Konstadoulakis M M, Vezeridis M, Hatziyianni E, Karakousis C P, Cole B, Bland K I, Wanebo H J
Department of Surgery, Brown University School of Medicine, Center for Statistical Science, Providence, Rhode Island, USA.
Ann Surg Oncol. 1998 Apr-May;5(3):253-60. doi: 10.1007/BF02303782.
Oncogenes and other molecular tumor markers that predict tumor aggressiveness may allow individualization and optimization of surgical therapy of intermediate-thickness malignant melanoma. We examined the expression of selected markers, including the HLA-DR antigen, the heat shock protein-70 (HSP-70), and the c-myc oncogene in primary melanoma and regional nodes and related these findings to metastatic potential and survival.
Forty patients with primary melanoma (1.5-4.0 mm) were studied, all of whom had prophylactic lymph node dissection and were followed for 18 months to 7 years. The primary tissue and nodes were examined using immunohistochemical techniques for the presence of HLA-DR antigen and HSP-70 protein and the expression of the c-myc oncogene.
Of 40 patients, there were 23 with lesions 1 to 2.9 mm thick and 17 with lesions 3 to 4 mm thick. Nodal metastases were present in 25 of the 40 patients who had elective node dissection. HLA-DR antibody stained the primary tumor in 10 patients (25%), but there was no correlation with survival in this group. HLA-DR antibody stained the stroma and cellular infiltrates surrounding the primary tumor in 28 of 40 patients; in this group there was a correlation of HLA-DR staining of the peritumoral stroma with improved survival overall. HLA-DR staining of the peritumoral stroma also influenced survival when patients were stratified by tumor thickness groups 1 to 2.9 mm and 3 to 4 mm and presence of nodal metastases. HSP-70 was demonstrated in the primary tumor in 25% of patients, who were also shown to have significantly improved survival when compared with those whose primary tumor did not stain with HSP-70. C-myc was expressed in the primary tumor in 25%, but showed no correlation with survival. None of these proteins correlated with or predicted the presence of nodal metastases.

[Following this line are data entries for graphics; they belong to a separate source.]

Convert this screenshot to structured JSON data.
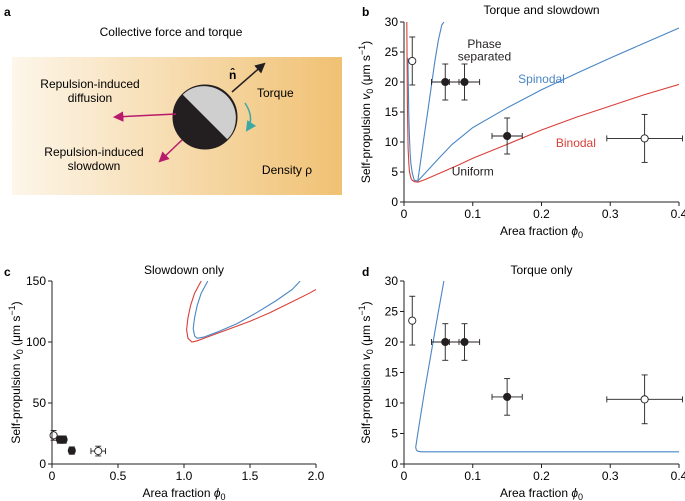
{
  "panel_a": {
    "label": "a",
    "title": "Collective force and torque",
    "n_symbol": "n̂",
    "torque": "Torque",
    "diffusion_line1": "Repulsion-induced",
    "diffusion_line2": "diffusion",
    "slowdown_line1": "Repulsion-induced",
    "slowdown_line2": "slowdown",
    "density_label": "Density ρ",
    "colors": {
      "gradient_light": "#fdf6ea",
      "gradient_dark": "#f0c173",
      "diffusion_arrow": "#b8196b",
      "slowdown_arrow": "#b8196b",
      "torque_arrow": "#3aa9a5"
    }
  },
  "chart_data": [
    {
      "panel": "b",
      "type": "line",
      "title": "Torque and slowdown",
      "xlabel_main": "Area fraction ",
      "xlabel_sym": "ϕ",
      "xlabel_sub": "0",
      "ylabel_main": "Self-propulsion ",
      "ylabel_sym": "v",
      "ylabel_sub": "0",
      "ylabel_unit": " (μm s",
      "ylabel_sup": "−1",
      "ylabel_close": ")",
      "xlim": [
        0,
        0.4
      ],
      "ylim": [
        0,
        30
      ],
      "xticks": [
        "0",
        "0.1",
        "0.2",
        "0.3",
        "0.4"
      ],
      "yticks": [
        "0",
        "5",
        "10",
        "15",
        "20",
        "25",
        "30"
      ],
      "annotations": [
        {
          "text": "Phase",
          "x": 0.117,
          "y": 25.7,
          "color": "#231f20"
        },
        {
          "text": "separated",
          "x": 0.117,
          "y": 23.6,
          "color": "#231f20"
        },
        {
          "text": "Spinodal",
          "x": 0.2,
          "y": 19.8,
          "color": "#4a86c5"
        },
        {
          "text": "Binodal",
          "x": 0.25,
          "y": 9.2,
          "color": "#d8403a"
        },
        {
          "text": "Uniform",
          "x": 0.1,
          "y": 4.4,
          "color": "#231f20"
        }
      ],
      "series": [
        {
          "name": "Spinodal",
          "color": "#4a86c5",
          "x": [
            0.0056,
            0.007,
            0.008,
            0.009,
            0.01,
            0.012,
            0.015,
            0.02,
            0.03,
            0.05,
            0.07,
            0.1,
            0.15,
            0.2,
            0.25,
            0.3,
            0.35,
            0.4
          ],
          "y": [
            24.0,
            14.4,
            10.6,
            7.9,
            6.4,
            4.8,
            3.6,
            3.5,
            4.7,
            7.2,
            9.6,
            12.4,
            15.7,
            18.7,
            21.4,
            24.0,
            26.5,
            29.0
          ]
        },
        {
          "name": "Spinodal",
          "color": "#4a86c5",
          "x": [
            0.02,
            0.025,
            0.03,
            0.035,
            0.04,
            0.045,
            0.05,
            0.055,
            0.058
          ],
          "y": [
            3.5,
            7.5,
            11.5,
            15.5,
            19.5,
            23.5,
            27.0,
            29.5,
            30.0
          ]
        },
        {
          "name": "Binodal",
          "color": "#d8403a",
          "x": [
            0.004,
            0.0045,
            0.005,
            0.0055,
            0.006,
            0.007,
            0.008,
            0.01,
            0.012,
            0.015,
            0.02,
            0.03,
            0.05,
            0.08,
            0.1,
            0.15,
            0.2,
            0.25,
            0.3,
            0.35,
            0.4
          ],
          "y": [
            30.0,
            23.0,
            16.5,
            12.0,
            9.0,
            6.5,
            5.0,
            4.0,
            3.6,
            3.4,
            3.3,
            3.7,
            4.7,
            6.2,
            7.3,
            9.6,
            12.0,
            14.1,
            16.0,
            17.9,
            19.6
          ]
        }
      ],
      "points": [
        {
          "x": 0.012,
          "y": 23.5,
          "xerr": 0,
          "yerr": 4,
          "filled": false
        },
        {
          "x": 0.06,
          "y": 20,
          "xerr": 0.02,
          "yerr": 3,
          "filled": true
        },
        {
          "x": 0.088,
          "y": 20,
          "xerr": 0.022,
          "yerr": 3,
          "filled": true
        },
        {
          "x": 0.15,
          "y": 11,
          "xerr": 0.022,
          "yerr": 3,
          "filled": true
        },
        {
          "x": 0.35,
          "y": 10.6,
          "xerr": 0.055,
          "yerr": 4,
          "filled": false
        }
      ]
    },
    {
      "panel": "c",
      "type": "line",
      "title": "Slowdown only",
      "xlabel_main": "Area fraction ",
      "xlabel_sym": "ϕ",
      "xlabel_sub": "0",
      "ylabel_main": "Self-propulsion ",
      "ylabel_sym": "v",
      "ylabel_sub": "0",
      "ylabel_unit": " (μm s",
      "ylabel_sup": "−1",
      "ylabel_close": ")",
      "xlim": [
        0,
        2.0
      ],
      "ylim": [
        0,
        150
      ],
      "xticks": [
        "0",
        "0.5",
        "1.0",
        "1.5",
        "2.0"
      ],
      "yticks": [
        "0",
        "50",
        "100",
        "150"
      ],
      "annotations": [],
      "series": [
        {
          "name": "Binodal",
          "color": "#d8403a",
          "x": [
            1.13,
            1.08,
            1.05,
            1.03,
            1.02,
            1.03,
            1.06,
            1.1,
            1.2,
            1.35,
            1.5,
            1.65,
            1.8,
            1.95,
            2.0
          ],
          "y": [
            150,
            140,
            130,
            120,
            110,
            103,
            100,
            101,
            105,
            111,
            117,
            124,
            132,
            140,
            143
          ]
        },
        {
          "name": "Spinodal",
          "color": "#4a86c5",
          "x": [
            1.18,
            1.13,
            1.1,
            1.08,
            1.07,
            1.08,
            1.1,
            1.15,
            1.25,
            1.4,
            1.55,
            1.7,
            1.82,
            1.88
          ],
          "y": [
            150,
            140,
            130,
            120,
            111,
            105,
            103,
            104,
            108,
            115,
            124,
            134,
            143,
            150
          ]
        }
      ],
      "points": [
        {
          "x": 0.012,
          "y": 23.5,
          "xerr": 0,
          "yerr": 4,
          "filled": false
        },
        {
          "x": 0.06,
          "y": 20,
          "xerr": 0.02,
          "yerr": 3,
          "filled": true
        },
        {
          "x": 0.088,
          "y": 20,
          "xerr": 0.022,
          "yerr": 3,
          "filled": true
        },
        {
          "x": 0.15,
          "y": 11,
          "xerr": 0.022,
          "yerr": 3,
          "filled": true
        },
        {
          "x": 0.35,
          "y": 10.6,
          "xerr": 0.055,
          "yerr": 4,
          "filled": false
        }
      ]
    },
    {
      "panel": "d",
      "type": "line",
      "title": "Torque only",
      "xlabel_main": "Area fraction ",
      "xlabel_sym": "ϕ",
      "xlabel_sub": "0",
      "ylabel_main": "Self-propulsion ",
      "ylabel_sym": "v",
      "ylabel_sub": "0",
      "ylabel_unit": " (μm s",
      "ylabel_sup": "−1",
      "ylabel_close": ")",
      "xlim": [
        0,
        0.4
      ],
      "ylim": [
        0,
        30
      ],
      "xticks": [
        "0",
        "0.1",
        "0.2",
        "0.3",
        "0.4"
      ],
      "yticks": [
        "0",
        "5",
        "10",
        "15",
        "20",
        "25",
        "30"
      ],
      "annotations": [],
      "series": [
        {
          "name": "Spinodal",
          "color": "#4a86c5",
          "x": [
            0.058,
            0.05,
            0.04,
            0.03,
            0.025,
            0.02,
            0.018,
            0.017,
            0.018,
            0.02,
            0.025,
            0.03,
            0.05,
            0.1,
            0.2,
            0.3,
            0.4
          ],
          "y": [
            30,
            25,
            18.5,
            12,
            8.5,
            5,
            3.5,
            2.7,
            2.3,
            2.1,
            2.0,
            2.0,
            2.0,
            2.0,
            2.0,
            2.0,
            2.0
          ]
        }
      ],
      "points": [
        {
          "x": 0.012,
          "y": 23.5,
          "xerr": 0,
          "yerr": 4,
          "filled": false
        },
        {
          "x": 0.06,
          "y": 20,
          "xerr": 0.02,
          "yerr": 3,
          "filled": true
        },
        {
          "x": 0.088,
          "y": 20,
          "xerr": 0.022,
          "yerr": 3,
          "filled": true
        },
        {
          "x": 0.15,
          "y": 11,
          "xerr": 0.022,
          "yerr": 3,
          "filled": true
        },
        {
          "x": 0.35,
          "y": 10.6,
          "xerr": 0.055,
          "yerr": 4,
          "filled": false
        }
      ]
    }
  ]
}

We conclude that the use of specific molecular-oncogene markers in intermediate-thickness primary melanoma may identify patients at high risk for conventional treatment failure and reduced survival who may profit from more aggressive surgery, adjuvant therapy, or both.
癌基因及其他预测肿瘤侵袭性的分子肿瘤标志物可能有助于实现中间厚度恶性黑色素瘤手术治疗的个体化及优化。我们检测了包括HLA-DR抗原、热休克蛋白-70(HSP-70)以及c-myc癌基因在内的特定标志物在原发性黑色素瘤及区域淋巴结中的表达情况,并将这些结果与转移潜能及生存率相关联。

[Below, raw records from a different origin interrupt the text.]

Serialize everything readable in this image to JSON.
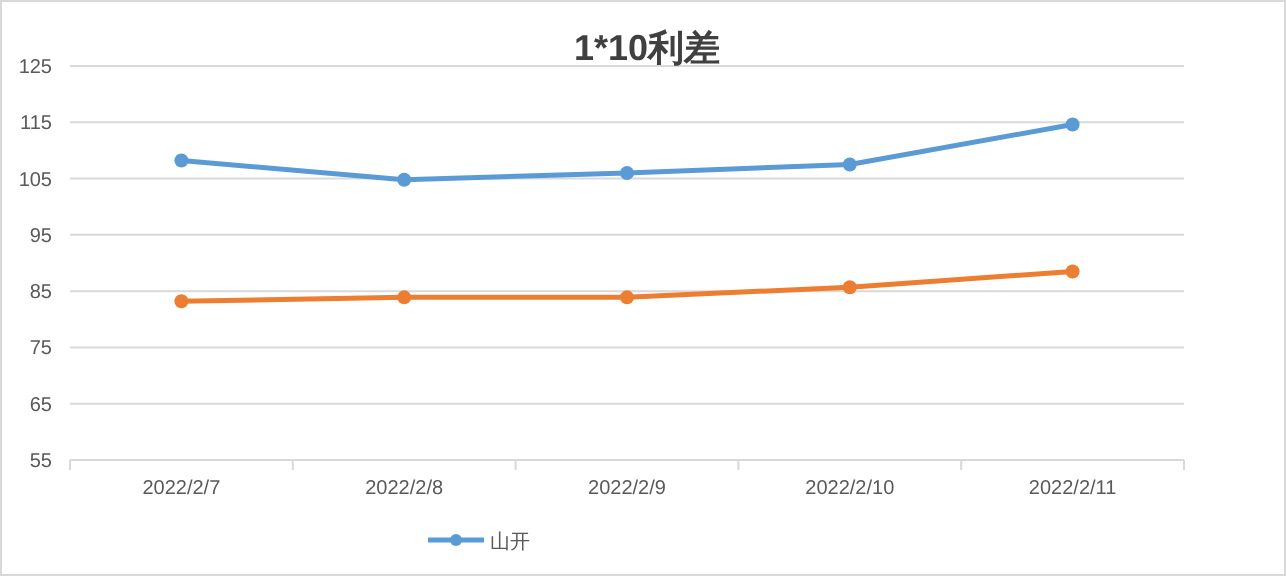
{
  "chart_data": {
    "type": "line",
    "title": "1*10利差",
    "categories": [
      "2022/2/7",
      "2022/2/8",
      "2022/2/9",
      "2022/2/10",
      "2022/2/11"
    ],
    "series": [
      {
        "name": "山开",
        "color": "#5b9bd5",
        "values": [
          108.2,
          104.8,
          106.0,
          107.5,
          114.6
        ]
      },
      {
        "color": "#ed7d31",
        "values": [
          83.2,
          83.9,
          83.9,
          85.7,
          88.5
        ]
      }
    ],
    "ylim": [
      55,
      125
    ],
    "yticks": [
      55,
      65,
      75,
      85,
      95,
      105,
      115,
      125
    ],
    "grid": "y",
    "legend": "bottom",
    "marker": "circle",
    "line_style": "solid"
  }
}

对40例原发性黑色素瘤(厚度为1.5 - 4.0 mm)患者进行研究,所有患者均接受了预防性淋巴结清扫,并随访18个月至7年。采用免疫组化技术检测原发组织及淋巴结中HLA-DR抗原的存在情况、HSP-70蛋白的表达情况以及c-myc癌基因的表达情况。
40例患者中,23例病变厚度为1至2.9 mm,17例病变厚度为3至4 mm。在40例行选择性淋巴结清扫的患者中,25例出现了淋巴结转移。HLA-DR抗体在10例患者(25%)的原发性肿瘤中呈阳性染色,但该组中其与生存率无相关性。HLA-DR抗体在40例患者中的28例原发性肿瘤周围的基质及细胞浸润中呈阳性染色;在该组中,肿瘤周围基质的HLA-DR染色与总体生存率的提高相关。当根据肿瘤厚度分组(1至2.9 mm和3至4 mm)及有无淋巴结转移对患者进行分层时,肿瘤周围基质的HLA-DR染色也影响生存率。25%的患者原发性肿瘤中检测到HSP-70,与原发性肿瘤未被HSP-70染色的患者相比,这些患者的生存率也显著提高。25%的患者原发性肿瘤中表达c-myc,但与生存率无关。这些蛋白均与淋巴结转移的存在无相关性或不能预测淋巴结转移情况。
我们得出结论,在中间厚度原发性黑色素瘤中使用特定的分子癌基因标志物可能识别出那些常规治疗失败风险高且生存率降低的患者,这些患者可能从更积极的手术、辅助治疗或两者结合中获益。